Is Adjoint of an Adjoint Always Equal to the Original? - General Question

[daniel_i_l]

Homework Statement

I have a general question about adjoints, does:
adj(adj(A)) = A?

Homework Equations

The Attempt at a Solution

Intuitivly it looks right and the examples that i tried worked out but is it always true?
Thanks.

 

[Hurkyl]

What kind of object is A, and which definition of adjoint are you studying?

 

[daniel_i_l]

A is a nxn matrix and the definition that I'm using is the transpose of the cofactor matrix.

 

[matt grime]

That isn't the adjoint, that is the adjugate.

Adj(A) is the matrix that satisfies

A*Adj(A)=det(A)I

From this we see that (det(Adj(A))/det(A))*A is Adj(Adj(A)), when det(A) is non-zero. I leave it to you to determine what the det of Adj(A) is.

 

[Hurkyl]

As I recall, one of the principal properties of the adjoint is

A * adj(A) = det(A) * I​

which should allow you to easily settle your question, at least for invertible matrices.

(P.S. I too have heard this called the adjoint before)

 

[daniel_i_l]

matt grime: The det of adj(A) is det(A)^n-1 if A is invertible. So that means that adj(adj(A)) = det(A)^n-2 * A =/= A. But what happens is A is singular?

Hurkyl: As i said above, this would mean that it isn't true for invertible matrices but what about the singular ones?
Thanks!

 

[Hurkyl]

If you just want a specific example, there's the zero matrix.

 

[daniel_i_l]

That would be a case where it is true, is there a case where it isn't true?
Thanks.

 

[Hurkyl]

matt grime: The det of adj(A) is det(A)^n-1 if A is invertible. So that means that adj(adj(A)) = det(A)^n-2 * A =/= A. But what happens is A is singular?

You haven't proven they're unequal. In fact, you said yourself you know of examples where they are equal.

 

[Hurkyl]

That would be a case where it is true, is there a case where it isn't true?
Thanks.

Well, have you really tried many examples? The formula you derived suggests that most matrices do not satisfy the given equation... so the fact that you did not find a counterexample suggests that you really haven't tried much!

 

[daniel_i_l]

Well, they're only equal when det(A) = 1 and when A is invertible, not in general, right?
Thanks.

 

[Hurkyl]

Well, they're only equal when det(A) = 1 and when A is invertible, not in general, right?
Thanks.

You have shown that, if you assume A is invertible, then they're equal iff det(A)^(n-2) = 1.

In particular, it says nothing about the noninvertible case, and you missed some cases in the invertible case.

Wait, is your arithmetic right?
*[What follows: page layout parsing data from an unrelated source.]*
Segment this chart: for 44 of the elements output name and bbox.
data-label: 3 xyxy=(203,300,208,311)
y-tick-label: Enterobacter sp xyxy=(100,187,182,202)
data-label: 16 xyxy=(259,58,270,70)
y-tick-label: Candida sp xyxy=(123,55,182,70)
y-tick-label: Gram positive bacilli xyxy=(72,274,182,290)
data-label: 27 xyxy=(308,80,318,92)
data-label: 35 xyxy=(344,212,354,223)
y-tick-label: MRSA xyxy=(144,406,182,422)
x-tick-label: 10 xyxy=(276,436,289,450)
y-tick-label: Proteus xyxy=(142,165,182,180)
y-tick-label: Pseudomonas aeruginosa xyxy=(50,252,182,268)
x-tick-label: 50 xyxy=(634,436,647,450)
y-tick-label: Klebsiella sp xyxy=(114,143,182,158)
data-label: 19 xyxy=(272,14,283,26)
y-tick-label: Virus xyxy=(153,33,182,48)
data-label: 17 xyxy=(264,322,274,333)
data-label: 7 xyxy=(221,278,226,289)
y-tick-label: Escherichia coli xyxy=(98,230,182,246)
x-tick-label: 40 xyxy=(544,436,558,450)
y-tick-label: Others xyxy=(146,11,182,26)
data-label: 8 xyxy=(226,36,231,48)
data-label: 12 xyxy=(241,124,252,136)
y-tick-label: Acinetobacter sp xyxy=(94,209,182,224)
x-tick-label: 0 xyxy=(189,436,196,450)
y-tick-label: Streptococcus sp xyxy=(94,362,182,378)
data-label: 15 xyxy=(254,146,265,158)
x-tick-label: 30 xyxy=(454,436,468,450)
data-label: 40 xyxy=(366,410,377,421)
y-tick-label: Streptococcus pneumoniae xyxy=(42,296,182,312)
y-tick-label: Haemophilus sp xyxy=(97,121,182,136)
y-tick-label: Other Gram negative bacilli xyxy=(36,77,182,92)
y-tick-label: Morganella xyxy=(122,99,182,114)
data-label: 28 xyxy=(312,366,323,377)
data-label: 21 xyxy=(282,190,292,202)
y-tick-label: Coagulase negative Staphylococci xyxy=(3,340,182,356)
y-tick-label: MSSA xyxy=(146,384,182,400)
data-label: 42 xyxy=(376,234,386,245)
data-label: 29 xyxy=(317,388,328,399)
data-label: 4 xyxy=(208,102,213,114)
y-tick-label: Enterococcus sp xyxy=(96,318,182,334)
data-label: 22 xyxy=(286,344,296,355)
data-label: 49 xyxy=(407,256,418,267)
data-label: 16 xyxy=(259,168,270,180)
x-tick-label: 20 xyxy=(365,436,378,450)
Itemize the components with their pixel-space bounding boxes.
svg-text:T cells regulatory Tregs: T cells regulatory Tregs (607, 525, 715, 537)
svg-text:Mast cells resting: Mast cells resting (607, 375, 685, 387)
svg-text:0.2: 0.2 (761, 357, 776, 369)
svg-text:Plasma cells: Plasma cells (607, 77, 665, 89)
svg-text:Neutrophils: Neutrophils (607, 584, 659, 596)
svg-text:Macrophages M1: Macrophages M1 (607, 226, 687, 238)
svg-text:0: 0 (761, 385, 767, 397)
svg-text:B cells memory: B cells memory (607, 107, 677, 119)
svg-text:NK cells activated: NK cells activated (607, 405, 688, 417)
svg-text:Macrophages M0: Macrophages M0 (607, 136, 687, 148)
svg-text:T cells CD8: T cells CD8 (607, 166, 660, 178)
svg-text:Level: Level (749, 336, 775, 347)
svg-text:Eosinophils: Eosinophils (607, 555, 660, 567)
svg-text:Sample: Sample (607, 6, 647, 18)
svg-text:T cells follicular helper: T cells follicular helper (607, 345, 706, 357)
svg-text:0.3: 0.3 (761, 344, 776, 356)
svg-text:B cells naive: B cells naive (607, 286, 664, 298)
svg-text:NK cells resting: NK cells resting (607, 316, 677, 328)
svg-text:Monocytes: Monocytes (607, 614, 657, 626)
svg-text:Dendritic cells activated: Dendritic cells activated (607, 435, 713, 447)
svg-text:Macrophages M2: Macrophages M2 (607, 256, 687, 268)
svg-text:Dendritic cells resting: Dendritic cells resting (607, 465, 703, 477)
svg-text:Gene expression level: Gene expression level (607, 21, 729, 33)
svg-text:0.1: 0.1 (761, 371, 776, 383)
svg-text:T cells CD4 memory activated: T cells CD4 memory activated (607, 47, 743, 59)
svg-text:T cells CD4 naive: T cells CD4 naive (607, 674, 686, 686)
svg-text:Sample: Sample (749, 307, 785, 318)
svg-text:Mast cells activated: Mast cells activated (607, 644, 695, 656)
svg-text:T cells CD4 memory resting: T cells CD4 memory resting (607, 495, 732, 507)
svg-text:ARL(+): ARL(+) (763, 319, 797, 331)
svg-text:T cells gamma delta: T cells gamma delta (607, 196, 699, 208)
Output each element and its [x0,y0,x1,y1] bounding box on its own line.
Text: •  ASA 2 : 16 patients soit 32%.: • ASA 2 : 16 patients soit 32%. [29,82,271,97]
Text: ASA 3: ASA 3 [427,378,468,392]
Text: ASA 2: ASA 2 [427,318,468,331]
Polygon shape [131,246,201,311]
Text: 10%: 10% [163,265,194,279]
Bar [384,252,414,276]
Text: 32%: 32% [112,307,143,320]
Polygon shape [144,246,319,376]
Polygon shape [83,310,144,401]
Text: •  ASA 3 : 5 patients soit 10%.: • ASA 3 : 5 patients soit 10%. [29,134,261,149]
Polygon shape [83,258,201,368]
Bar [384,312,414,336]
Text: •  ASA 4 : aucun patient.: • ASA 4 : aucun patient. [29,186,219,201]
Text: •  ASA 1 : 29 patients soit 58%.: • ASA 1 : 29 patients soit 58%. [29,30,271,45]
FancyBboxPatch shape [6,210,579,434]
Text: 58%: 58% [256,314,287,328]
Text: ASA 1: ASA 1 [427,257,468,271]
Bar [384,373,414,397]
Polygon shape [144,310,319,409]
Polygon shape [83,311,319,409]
Shouldn't that be det(A)^(2n-2)?

 

[daniel_i_l]

What invertible cases did I miss? And how do I approach the non-invertible cases?
And I think that the arithmetic is right:
|adjA|/|A| = |A|^(n-1) / |A| = |A|^(n-1-1) = |A|^(n-2)
Thanks!

 

[matt grime]

In the non-invetible cases, there are differences depending on what the rank of A. It is easy to find cases where Adj(A) is the zero matrix. As Hurkyl has said, the number of cases where youir conjecture is true is vanishingly small, so you really can't have tried that many cases.

 

[Hurkyl]

What invertible cases did I miss?

How did you deduce det(A) = 1? Is that something you're always allowed to do?

 

[daniel_i_l]

Your're right:) My problem was that I only tried 2x2 matrices, but for this invertable 3x3 matrix:
[1 0 0]
[0 1 0]
[0 0 2]
The equation isn't true. and for the non-invertable matrix where all the numbers are 1 it also isn't true.

 

[matt grime]

It isn't true for many 2x2 matrices either.